TÜRKİYE Varlık Fonu (TVF) Başkanı Mehmet Bostan, TVF’ye dünyanın her yerinden yatırımcı ilgisi ile karşılaştıklarını ve üç ülke fonu ile niyet anlaşması imzalamak üzere olduklarını söyledi. Ziraat Bankası, BOTAŞ, TPAO, THY, Halkbank, Borsa İstanbul ve Türksat’ta Hazine’ye ait hisselerin tamamı ile bazı KİT’ler ile at yarışları ve şans oyunlarına dair lisanslar 49 yıllığına TVF’ye devredilmişti. Bostan, şu anda TVF’nin strateji planı üzerinde çalıştıklarını belirterek, “Planı tamamlayarak Bakanlar Kurulu’na takdim edeceğiz” dedi. Fon’a dünyanın her tarafından ciddi bir ilgi olduğunu belirten Bostan, şöyle konuştu: “Çok davet alıyoruz. New York ve Londra gibi dünyanın önde gelen finans merkezlerinde yoğun ilgi görüyoruz. Özellikle yatırım bankaları kapımızı çok çalıyor. Türkiye’nin menfaatlerine katkı sağlayacak iş modelleri, ortaklıklar peşindeyiz. Çok talep var. Ama seçici olmak istiyoruz.” Dünyadaki modeller incelendiğinde TVF’nin yönetimi ile ilgili olarak üç farklı yöntemin öne çıktığını belirten Bostan, “Bir tanesi finansal yatırımcı modeli. Bu daha çok portföy odaklı bir yönetim tarzı, hissedarlık prensipleri çerçevesinde daha çok yönetim kurulu üyesi atama gibi mesafeli bir yaklaşım sergileniyor. İkinci yönetim tarzı, stratejik yatırımcı ki bizim daha çok uygulamayı düşündüğümüz prensip bu. Stratejik ve uzun dönemli sermayedarlık gündemine odaklanılması. Şirketin stratejik gündemleri ve değer katma inisiyatiflerine ilişkin bağımsız bir bakış açısı geliştireceğiz, onlara yol gösterme gibi bir yöntemimiz olacak. Ancak bu şirketlerin bazıları halka açık, bazıları banka... Bu hassasiyetleri dikkate alarak bu etkileşimi sağlayacağız.” Bostan, üçüncü yaklaşımın ise yakından yönetim olduğunu belirterek, “Bu, daha çok operasyonel olarak işin içinde bulunmayı gerektiren bir tarz. Biz bunu açıkçası pek düşünmüyoruz. Ancak tamamen gözardı da etmiyoruz” diye konuştu.

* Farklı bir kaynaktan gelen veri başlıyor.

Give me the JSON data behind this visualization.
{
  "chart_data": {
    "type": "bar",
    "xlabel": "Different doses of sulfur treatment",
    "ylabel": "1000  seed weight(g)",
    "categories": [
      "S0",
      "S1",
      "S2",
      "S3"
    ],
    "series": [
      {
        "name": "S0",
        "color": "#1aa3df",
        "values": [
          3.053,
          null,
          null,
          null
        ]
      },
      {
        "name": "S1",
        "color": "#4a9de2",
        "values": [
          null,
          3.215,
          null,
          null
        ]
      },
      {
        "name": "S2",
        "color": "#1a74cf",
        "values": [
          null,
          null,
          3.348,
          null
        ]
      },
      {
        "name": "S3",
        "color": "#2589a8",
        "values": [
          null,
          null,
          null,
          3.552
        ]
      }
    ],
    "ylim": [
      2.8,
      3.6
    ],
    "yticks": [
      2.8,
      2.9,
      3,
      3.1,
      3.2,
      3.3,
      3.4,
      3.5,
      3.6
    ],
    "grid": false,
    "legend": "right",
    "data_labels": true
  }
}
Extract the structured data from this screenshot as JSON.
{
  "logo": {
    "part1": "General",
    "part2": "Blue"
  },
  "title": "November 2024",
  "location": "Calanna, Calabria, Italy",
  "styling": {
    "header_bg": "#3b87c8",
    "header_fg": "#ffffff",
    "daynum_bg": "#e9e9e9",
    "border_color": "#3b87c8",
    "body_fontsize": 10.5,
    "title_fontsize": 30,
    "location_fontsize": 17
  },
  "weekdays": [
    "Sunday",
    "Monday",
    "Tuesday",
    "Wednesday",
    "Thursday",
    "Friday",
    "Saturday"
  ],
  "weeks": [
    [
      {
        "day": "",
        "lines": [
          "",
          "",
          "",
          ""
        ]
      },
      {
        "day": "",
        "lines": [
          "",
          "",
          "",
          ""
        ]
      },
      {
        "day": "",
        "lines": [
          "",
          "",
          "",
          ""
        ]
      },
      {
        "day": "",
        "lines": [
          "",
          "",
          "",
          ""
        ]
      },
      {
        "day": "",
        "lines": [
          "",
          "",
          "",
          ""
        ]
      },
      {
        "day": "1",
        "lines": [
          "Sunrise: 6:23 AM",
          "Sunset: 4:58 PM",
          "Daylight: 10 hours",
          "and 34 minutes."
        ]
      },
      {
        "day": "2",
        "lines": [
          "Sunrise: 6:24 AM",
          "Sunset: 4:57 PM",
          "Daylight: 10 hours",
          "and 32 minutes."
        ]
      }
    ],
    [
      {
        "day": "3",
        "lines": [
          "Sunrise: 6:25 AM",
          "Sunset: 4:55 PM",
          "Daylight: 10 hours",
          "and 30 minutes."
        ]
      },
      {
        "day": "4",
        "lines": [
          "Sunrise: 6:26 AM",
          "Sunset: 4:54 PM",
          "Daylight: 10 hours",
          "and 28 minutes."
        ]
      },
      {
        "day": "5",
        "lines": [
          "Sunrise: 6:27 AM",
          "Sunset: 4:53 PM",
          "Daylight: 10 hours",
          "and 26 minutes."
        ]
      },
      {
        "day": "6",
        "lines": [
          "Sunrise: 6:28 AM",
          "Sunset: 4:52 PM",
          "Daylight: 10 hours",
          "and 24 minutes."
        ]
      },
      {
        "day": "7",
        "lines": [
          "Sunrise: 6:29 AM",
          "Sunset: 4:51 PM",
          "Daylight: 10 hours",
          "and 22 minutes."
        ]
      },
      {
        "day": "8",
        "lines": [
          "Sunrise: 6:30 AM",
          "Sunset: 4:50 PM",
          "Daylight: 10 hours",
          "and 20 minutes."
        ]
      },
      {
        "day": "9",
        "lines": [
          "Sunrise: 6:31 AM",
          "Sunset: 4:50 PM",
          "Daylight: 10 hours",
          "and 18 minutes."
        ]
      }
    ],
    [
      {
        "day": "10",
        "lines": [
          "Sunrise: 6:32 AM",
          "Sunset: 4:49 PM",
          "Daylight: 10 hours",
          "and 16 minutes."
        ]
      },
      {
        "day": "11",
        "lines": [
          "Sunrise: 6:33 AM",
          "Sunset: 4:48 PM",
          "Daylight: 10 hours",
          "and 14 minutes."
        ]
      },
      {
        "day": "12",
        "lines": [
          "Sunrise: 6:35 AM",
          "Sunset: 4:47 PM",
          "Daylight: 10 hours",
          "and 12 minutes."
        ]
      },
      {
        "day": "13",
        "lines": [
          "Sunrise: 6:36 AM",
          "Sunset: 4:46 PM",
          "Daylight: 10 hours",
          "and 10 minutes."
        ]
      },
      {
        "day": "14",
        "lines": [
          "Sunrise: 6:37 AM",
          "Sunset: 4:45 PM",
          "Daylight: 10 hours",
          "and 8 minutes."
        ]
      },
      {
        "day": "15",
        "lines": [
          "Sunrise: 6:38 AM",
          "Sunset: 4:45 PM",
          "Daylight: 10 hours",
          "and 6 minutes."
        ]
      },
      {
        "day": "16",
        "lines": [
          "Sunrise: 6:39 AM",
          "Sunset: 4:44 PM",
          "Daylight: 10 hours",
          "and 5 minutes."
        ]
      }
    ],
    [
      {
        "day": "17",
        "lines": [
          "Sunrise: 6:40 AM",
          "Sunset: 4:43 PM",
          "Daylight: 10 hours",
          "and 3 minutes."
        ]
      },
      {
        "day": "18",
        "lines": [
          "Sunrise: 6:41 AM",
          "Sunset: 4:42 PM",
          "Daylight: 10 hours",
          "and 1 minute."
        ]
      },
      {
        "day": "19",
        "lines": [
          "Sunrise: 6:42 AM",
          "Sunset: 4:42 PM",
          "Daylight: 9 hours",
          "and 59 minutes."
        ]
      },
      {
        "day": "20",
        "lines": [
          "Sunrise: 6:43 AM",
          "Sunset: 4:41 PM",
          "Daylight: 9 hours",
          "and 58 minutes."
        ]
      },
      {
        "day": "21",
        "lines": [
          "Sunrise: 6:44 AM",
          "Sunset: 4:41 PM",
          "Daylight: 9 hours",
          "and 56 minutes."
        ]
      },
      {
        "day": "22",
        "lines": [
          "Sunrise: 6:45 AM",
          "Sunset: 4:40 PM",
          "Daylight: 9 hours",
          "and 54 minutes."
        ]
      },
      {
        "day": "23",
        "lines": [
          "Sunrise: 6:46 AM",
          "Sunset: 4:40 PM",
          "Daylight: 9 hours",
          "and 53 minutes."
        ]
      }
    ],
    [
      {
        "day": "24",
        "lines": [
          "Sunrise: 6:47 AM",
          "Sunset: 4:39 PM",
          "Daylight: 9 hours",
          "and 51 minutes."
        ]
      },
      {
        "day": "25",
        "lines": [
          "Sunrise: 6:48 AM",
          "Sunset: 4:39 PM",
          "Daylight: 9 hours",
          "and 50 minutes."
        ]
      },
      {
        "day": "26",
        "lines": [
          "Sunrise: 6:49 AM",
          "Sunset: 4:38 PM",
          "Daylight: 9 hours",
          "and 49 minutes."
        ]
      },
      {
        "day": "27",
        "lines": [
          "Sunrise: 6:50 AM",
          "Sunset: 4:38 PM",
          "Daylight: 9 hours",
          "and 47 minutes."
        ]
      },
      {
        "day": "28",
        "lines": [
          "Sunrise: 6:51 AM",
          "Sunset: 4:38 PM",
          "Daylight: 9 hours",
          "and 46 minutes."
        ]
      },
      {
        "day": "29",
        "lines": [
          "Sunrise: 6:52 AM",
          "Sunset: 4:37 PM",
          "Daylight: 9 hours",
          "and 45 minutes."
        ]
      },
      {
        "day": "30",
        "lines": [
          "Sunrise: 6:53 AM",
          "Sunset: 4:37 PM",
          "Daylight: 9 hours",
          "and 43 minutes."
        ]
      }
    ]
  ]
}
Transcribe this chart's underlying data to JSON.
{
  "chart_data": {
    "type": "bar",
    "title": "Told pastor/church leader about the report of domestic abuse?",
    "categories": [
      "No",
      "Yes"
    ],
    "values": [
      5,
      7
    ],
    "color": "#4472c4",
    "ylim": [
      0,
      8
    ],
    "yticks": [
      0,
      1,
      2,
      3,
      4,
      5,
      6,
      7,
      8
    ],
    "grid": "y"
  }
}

İki hissede algoritma işleminden yatırımcı 100 bin lira zarar etti

Borsa İstanbul Yönetim Kurulu Başkanı Himmet Karadağ, Turkcell ve Koç Holding hisselerinde çarşamba günü yaşanan anlık düşüşün algoritma kaynaklı olduğunu kaydederek işlemin nereden yapıldığının belirlenip SPK’ya iletildiğini söyledi. Karadağ, “Yatırımcılar tespit edilmiş. Fiyat 40 kez yükselip inmiş. İki hissede de yatırımcının 100 bin liranın üzerinde zararı var” dedi. Karadağ, konut projelerinin de borsada alınıp satılmasını istediklerini kaydederek şöyle konuştu: “Tapuda gayrimenkul sertifikalarıyla en likit olmayan varlığımızı likit hale getireceğiz, piyasalarda satacağız ki bunu bir de Körfez’den Balkanlara kadar konut projelerinin Borsa İstanbul’da alınıp satılmasını istiyoruz. Diğer taraftan Tapu Takas Sistemimizle sertifikayı hiçbir bürokratik engel olmadan mobil uygulamayla sertifika üzerinden tapu devirlerinin mümkün hale getirdi. Bunu çek, taşıt ve ticaretin diğer alanlarına da taşımış olacağız.” Karadağ, BIST-30’da yer alan beş şirket için ve BIST-30 dışındaki diğer şirketler için kör havuzun nisan başında kaldırılacağını da hatırlattı.